- NES cover art
- Developer: Beam Software
- Publishers: Melbourne House Mindscape Mattel (NES)
- Composers: NES Gavan Anderson Tania Smith
- Platforms: Commodore 64, MS-DOS, NES, ZX Spectrum
- Release: 1987
- Genre: Beat 'em up
- Mode: Single-player

= Bad Street Brawler =

1987 video game

Bad Street Brawler is a beat 'em up video game published by Mattel in 1989 for the Nintendo Entertainment System. It was originally released for home computers as Bop'n Rumble in North America and as Street Hassle in Europe.

Versions were released in 1987 for the ZX Spectrum and Commodore 64 by Melbourne House in Europe and for the C64 and MS-DOS by Mindscape in North America. The Nintendo Entertainment System conversion from Mattel followed in September 1989. It is one of only two games specifically designed for use with Mattel's Power Glove.

==Gameplay==

In-game screenshot

The player assumes the role of Duke Davis (the back of the box calls him Duke Dunnegan), who goes from stage to stage beating up gangsters that get in his way. He is dressed in a yellow tank top, sunglasses, and yellow pants, and is described as a former punk rocker and the "world's coolest" martial artist.
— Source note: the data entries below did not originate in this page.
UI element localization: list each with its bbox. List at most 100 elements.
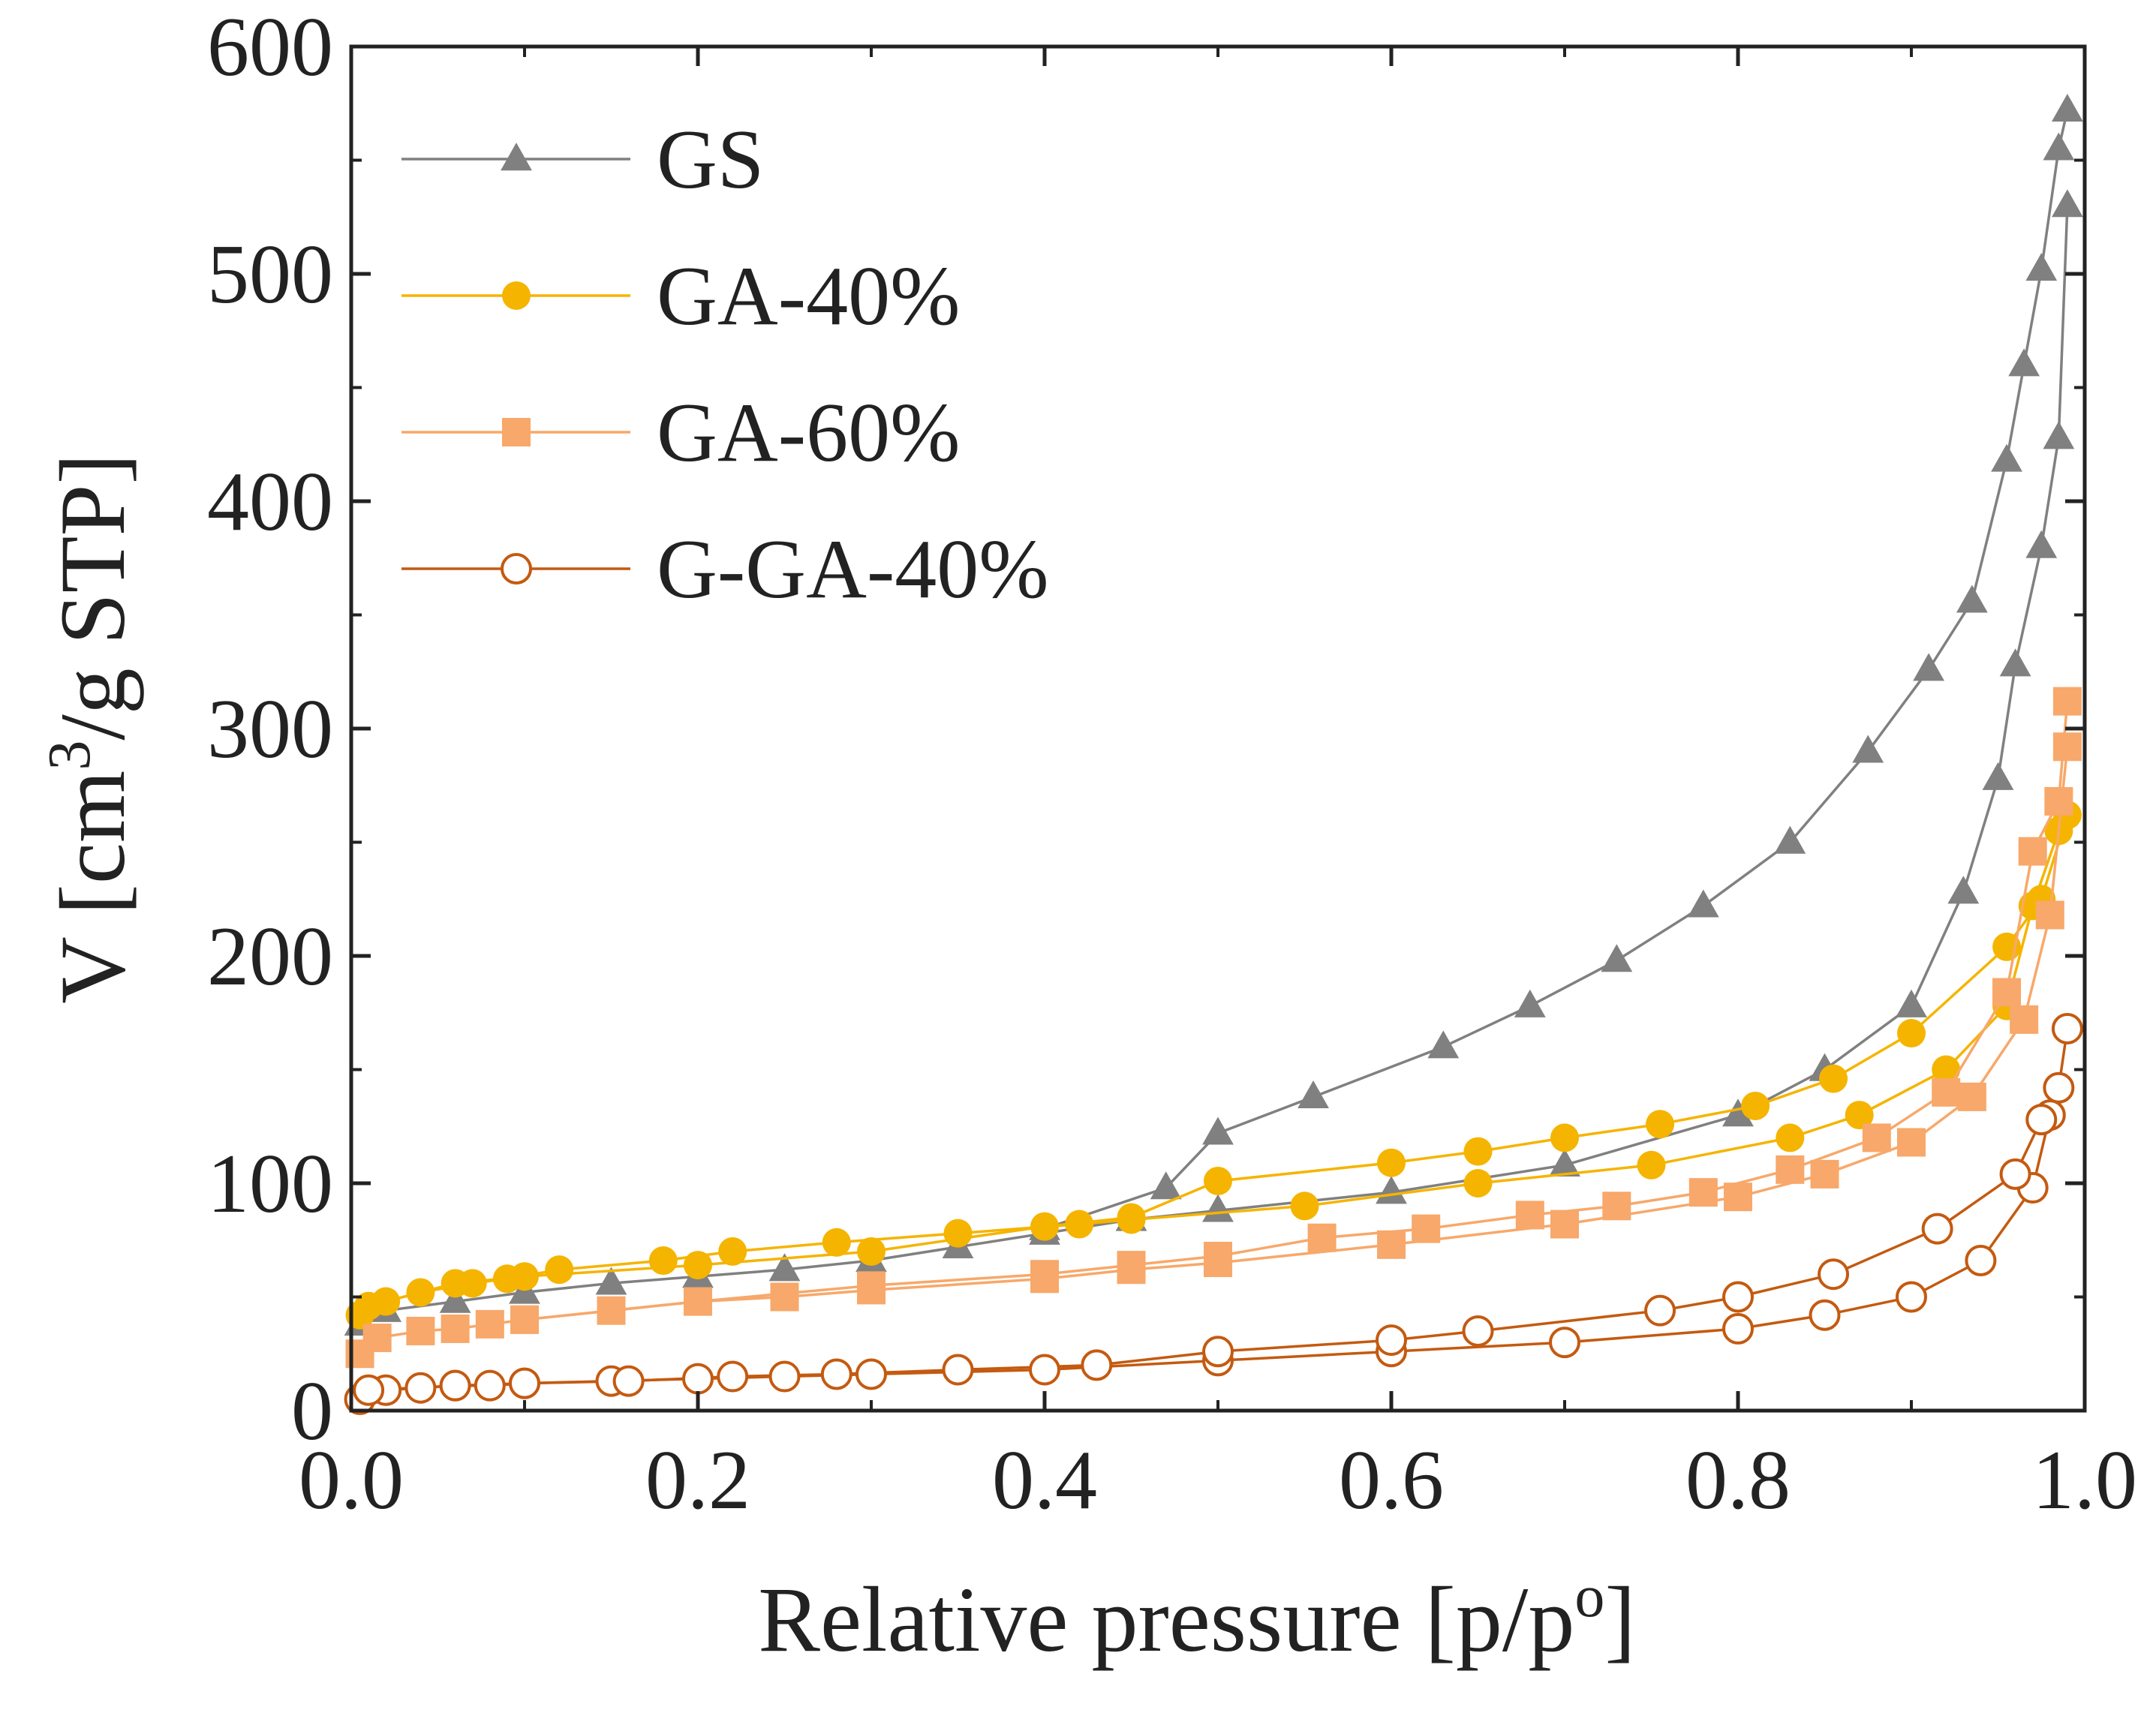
legend-marker	[501, 143, 532, 171]
data-point-gs	[768, 1253, 801, 1282]
data-point-gs	[595, 1267, 627, 1295]
data-point-g-ga-40pct	[2043, 1071, 2075, 1104]
data-point-g-ga-40pct	[1029, 1354, 1060, 1386]
data-point-ga-60pct	[684, 1287, 712, 1316]
data-point-ga-60pct	[2044, 786, 2073, 816]
data-point-gs	[1852, 735, 1884, 763]
data-point-gs	[1514, 989, 1546, 1017]
data-point-ga-40pct	[1897, 1019, 1926, 1048]
series-ga-60pct	[345, 687, 2082, 1369]
data-point-ga-40pct	[943, 1219, 973, 1248]
data-point-gs	[1896, 989, 1927, 1017]
data-point-g-ga-40pct	[353, 1374, 385, 1406]
data-point-ga-60pct	[1204, 1241, 1232, 1270]
data-point-ga-60pct	[1030, 1260, 1059, 1289]
data-point-ga-40pct	[1065, 1210, 1094, 1239]
data-point-ga-40pct	[1646, 1110, 1675, 1139]
data-point-ga-40pct	[822, 1228, 851, 1257]
data-point-gs	[2025, 530, 2058, 558]
data-point-gs	[439, 1285, 471, 1313]
data-point-g-ga-40pct	[1202, 1336, 1234, 1368]
series-gs	[344, 93, 2083, 1336]
data-point-gs	[2043, 132, 2075, 161]
data-point-ga-40pct	[545, 1255, 574, 1285]
legend-marker	[502, 418, 531, 446]
data-point-ga-40pct	[718, 1237, 747, 1266]
data-point-g-ga-40pct	[768, 1360, 801, 1393]
data-point-ga-60pct	[362, 1324, 392, 1353]
data-point-ga-40pct	[1204, 1166, 1232, 1195]
data-point-ga-40pct	[1776, 1123, 1805, 1153]
data-point-ga-60pct	[1776, 1155, 1805, 1184]
data-point-ga-40pct	[684, 1251, 712, 1280]
data-point-gs	[1913, 653, 1944, 681]
data-point-gs	[2043, 421, 2075, 449]
series-line-ga-60pct-adsorption	[359, 747, 2069, 1355]
data-point-g-ga-40pct	[404, 1372, 437, 1404]
data-point-gs	[1150, 1171, 1182, 1200]
data-point-ga-40pct	[857, 1237, 886, 1266]
data-point-g-ga-40pct	[439, 1369, 471, 1402]
data-point-ga-40pct	[648, 1246, 678, 1276]
legend-item-g-ga-40pct: G-GA-40%	[401, 523, 1049, 616]
data-point-g-ga-40pct	[1896, 1281, 1927, 1313]
data-point-ga-40pct	[1819, 1064, 1848, 1093]
data-point-g-ga-40pct	[2051, 1012, 2083, 1044]
data-point-g-ga-40pct	[612, 1365, 645, 1397]
data-point-g-ga-40pct	[1722, 1312, 1754, 1345]
x-tick-label: 0.4	[992, 1434, 1097, 1527]
data-point-ga-60pct	[1724, 1183, 1752, 1212]
data-point-gs	[1298, 1080, 1329, 1109]
legend-label: G-GA-40%	[657, 523, 1049, 616]
y-axis-title: V [cm3/g STP]	[37, 453, 144, 1004]
data-point-ga-40pct	[510, 1262, 539, 1291]
legend-label: GS	[657, 113, 764, 206]
data-point-gs	[1956, 585, 1988, 613]
series-ga-40pct	[345, 801, 2082, 1330]
data-point-gs	[2008, 348, 2040, 377]
data-point-ga-60pct	[2052, 687, 2082, 716]
data-point-gs	[1947, 876, 1980, 904]
data-point-ga-40pct	[1117, 1203, 1146, 1232]
legend-item-ga-60pct: GA-60%	[401, 386, 960, 479]
data-point-ga-60pct	[2018, 837, 2047, 866]
data-point-ga-40pct	[1290, 1192, 1319, 1221]
data-point-ga-60pct	[2052, 732, 2082, 762]
data-point-ga-40pct	[406, 1278, 435, 1307]
series-line-ga-60pct-desorption	[524, 701, 2069, 1321]
data-point-g-ga-40pct	[1644, 1294, 1676, 1327]
data-point-ga-60pct	[1688, 1178, 1718, 1207]
data-point-g-ga-40pct	[1376, 1324, 1407, 1357]
data-point-ga-40pct	[441, 1269, 470, 1298]
y-tick-label: 300	[207, 683, 333, 776]
data-point-ga-60pct	[1515, 1201, 1544, 1230]
data-point-ga-60pct	[1862, 1123, 1891, 1153]
data-point-gs	[1774, 825, 1806, 854]
data-point-g-ga-40pct	[1818, 1258, 1850, 1291]
data-point-gs	[1202, 1194, 1234, 1222]
y-tick-label: 200	[207, 910, 333, 1003]
legend-marker	[502, 281, 531, 310]
data-point-ga-60pct	[770, 1282, 799, 1312]
series-line-gs-desorption	[1044, 110, 2069, 1231]
data-point-gs	[2025, 253, 2058, 281]
data-point-g-ga-40pct	[855, 1358, 887, 1390]
x-axis-title: Relative pressure [p/po]	[758, 1564, 1635, 1671]
data-point-g-ga-40pct	[1809, 1299, 1841, 1331]
data-point-ga-40pct	[1845, 1101, 1874, 1130]
data-point-ga-60pct	[1117, 1251, 1146, 1280]
data-point-ga-60pct	[1957, 1082, 1986, 1111]
y-tick-label: 400	[207, 455, 333, 548]
data-point-ga-60pct	[857, 1271, 886, 1300]
data-point-ga-60pct	[2010, 1005, 2039, 1034]
data-point-ga-60pct	[1992, 978, 2022, 1007]
data-point-gs	[1991, 443, 2022, 472]
data-point-gs	[1982, 762, 2014, 790]
data-layer	[344, 93, 2083, 1415]
data-point-ga-60pct	[1897, 1128, 1926, 1157]
data-point-g-ga-40pct	[1081, 1349, 1113, 1381]
data-point-gs	[1687, 889, 1719, 918]
series-line-gs-adsorption	[359, 206, 2069, 1326]
data-point-ga-40pct	[354, 1291, 383, 1321]
data-point-gs	[2052, 93, 2083, 122]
Before each stage, a quote is presented (e.g., "Never trouble trouble until trouble troubles you"). The player fights a variety of enemies, such as gorillas and circus dwarves that can throw hammers (old ladies in the computer versions throw purses). There are a total of 15 stages. Moves include the "bull ram" attack and "trip" move.

== Development ==
Coverage of the Nintendo version was set to be announced at the Winter CES 1988 by Mindscape, but was pulled at the Summer CES 1988, and a conversion of the arcade game Paperboy took its place.

==Reception==
Electronic Gaming Monthlys Seanbaby placed it as number 16 in his "20 worst games of all time" feature.

Zzap!64 called it "A extremely strange but enjoyable beat 'em up", giving it an overall score of 80%.